Chapitre 41
Tous les critiques semblent avoir découvert le roman de Renaud en même temps. Certains parlent d’un brouillon mal écrit, d’autres, d’un petit écrivain sans talent, mais tous s’accordent pour souligner à gros traits, preuves à l’appui, plusieurs extraits tirés directement des œuvres d’Alexandre Jardin, ce romancier dont Michel Bonneau lui avait parlé lors de leur première rencontre.
Ce jour-là, Renaud s’en souvient, il avait acheté Le Zèbre en se promettant de le lire jusqu’au bout. Mais depuis, ce bouquin traîne sur une tablette sans que jamais il ait eu envie de déplacer le signet qui marque la onzième page.
Assis sur son lit, Renaud découpe minutieusement tous les articles qui le concernent, sans se laisser blesser par les critiques désobligeantes qui l’accusent, à tort, d’avoir plagié un livre qu’il n’a même pas lu. Confiant que son éditeur va pouvoir éclaircir la chose, il arrive facilement à se convaincre qu’une mauvaise presse vaut mieux que pas de presse du tout.
La sonnerie de son cellulaire le dérange, mais il se rassure en lisant Les Éditions Jactance sur l’afficheur.
— Allô ?
Sans préambule, Michel Bonneau hurle sa colère.
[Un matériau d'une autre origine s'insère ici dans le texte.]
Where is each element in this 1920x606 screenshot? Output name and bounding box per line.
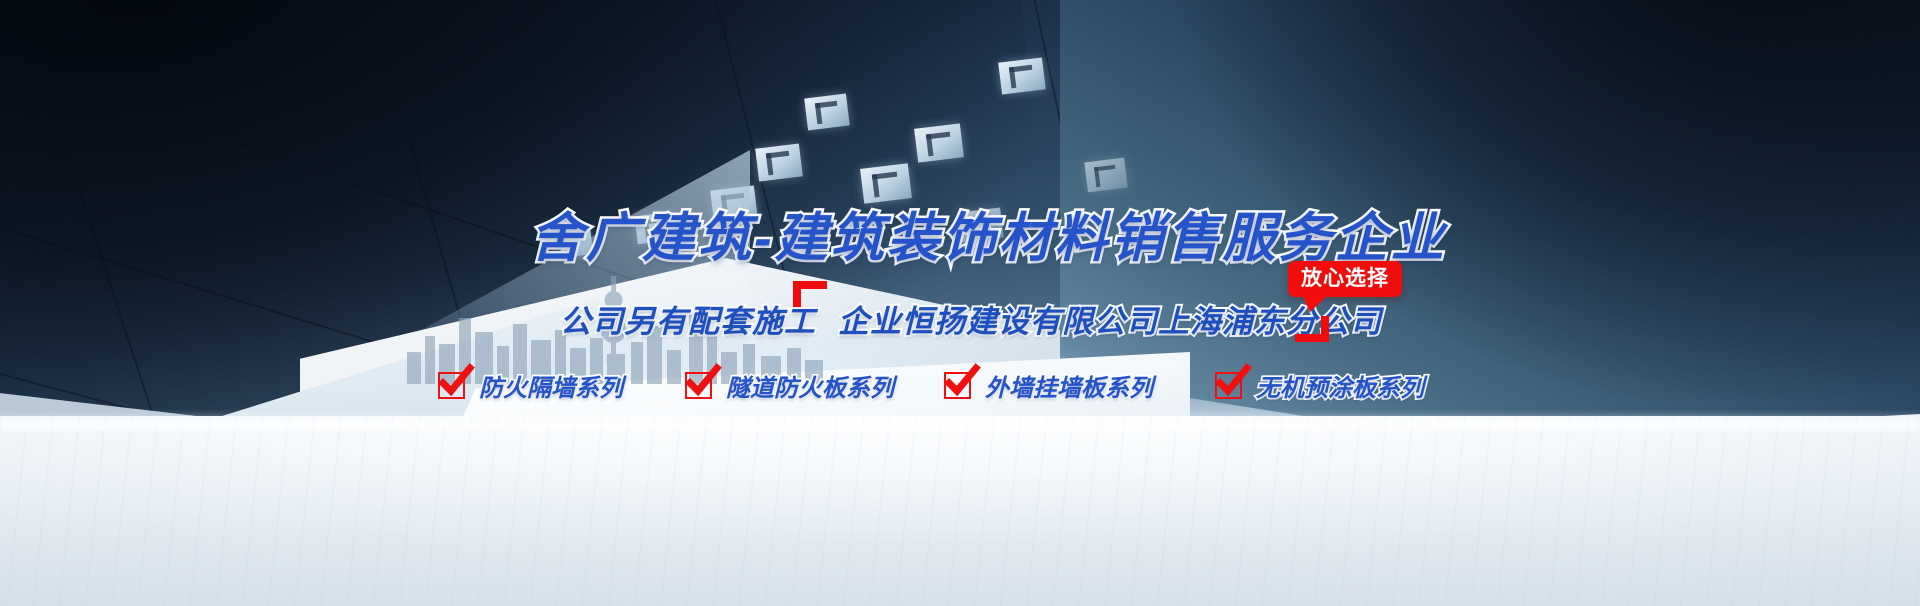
subtitle-row: 公司另有配套施工 企业恒扬建设有限公司上海浦东分公司 [560, 296, 1382, 341]
feature-label: 隧道防火板系列 [726, 368, 894, 403]
subtitle-left: 公司另有配套施工 [560, 296, 816, 341]
feature-item[interactable]: 隧道防火板系列 [685, 368, 894, 403]
checkmark-icon [1215, 372, 1242, 399]
banner-content: 舍广建筑-建筑装饰材料销售服务企业 公司另有配套施工 企业恒扬建设有限公司上海浦… [0, 0, 1920, 606]
feature-label: 外墙挂墙板系列 [985, 368, 1153, 403]
feature-item[interactable]: 无机预涂板系列 [1215, 368, 1424, 403]
checkmark-icon [438, 372, 465, 399]
feature-item[interactable]: 外墙挂墙板系列 [944, 368, 1153, 403]
corner-bracket-top-left-icon [793, 281, 827, 307]
promo-banner: 舍广建筑-建筑装饰材料销售服务企业 公司另有配套施工 企业恒扬建设有限公司上海浦… [0, 0, 1920, 606]
feature-label: 无机预涂板系列 [1256, 368, 1424, 403]
checkmark-icon [944, 372, 971, 399]
status-badge: 放心选择 [1288, 261, 1402, 297]
feature-item[interactable]: 防火隔墙系列 [438, 368, 623, 403]
feature-label: 防火隔墙系列 [479, 368, 623, 403]
checkmark-icon [685, 372, 712, 399]
corner-bracket-bottom-right-icon [1295, 316, 1329, 342]
feature-list: 防火隔墙系列 隧道防火板系列 外墙挂墙板系列 无机预涂板系列 [438, 368, 1424, 403]
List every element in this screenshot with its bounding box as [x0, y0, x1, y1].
— As-tu vu dans quel pétrin tu nous as foutus, petit con ?
— Qu’est-ce que j’ai fait ?
— Ce que tu as fait ? Tu oses me demander ce que tu as fait ? Mais réveille-toi, sacrament ! Tu nous as fourrés dans la marde !
— Je ne comprends pas ce que vous voulez dire.
— Quoi ? Tu as plagié les romans d’Alexandre Jardin et tu ne comprends pas ce que je veux dire ?
Michel Bonneau fulmine au bout du fil, prêt à renier son auteur pour mieux se disculper aux yeux des journalistes qui attendent ses commentaires.
— Sais-tu au moins ce que ça veut dire : « plagier », imbécile ?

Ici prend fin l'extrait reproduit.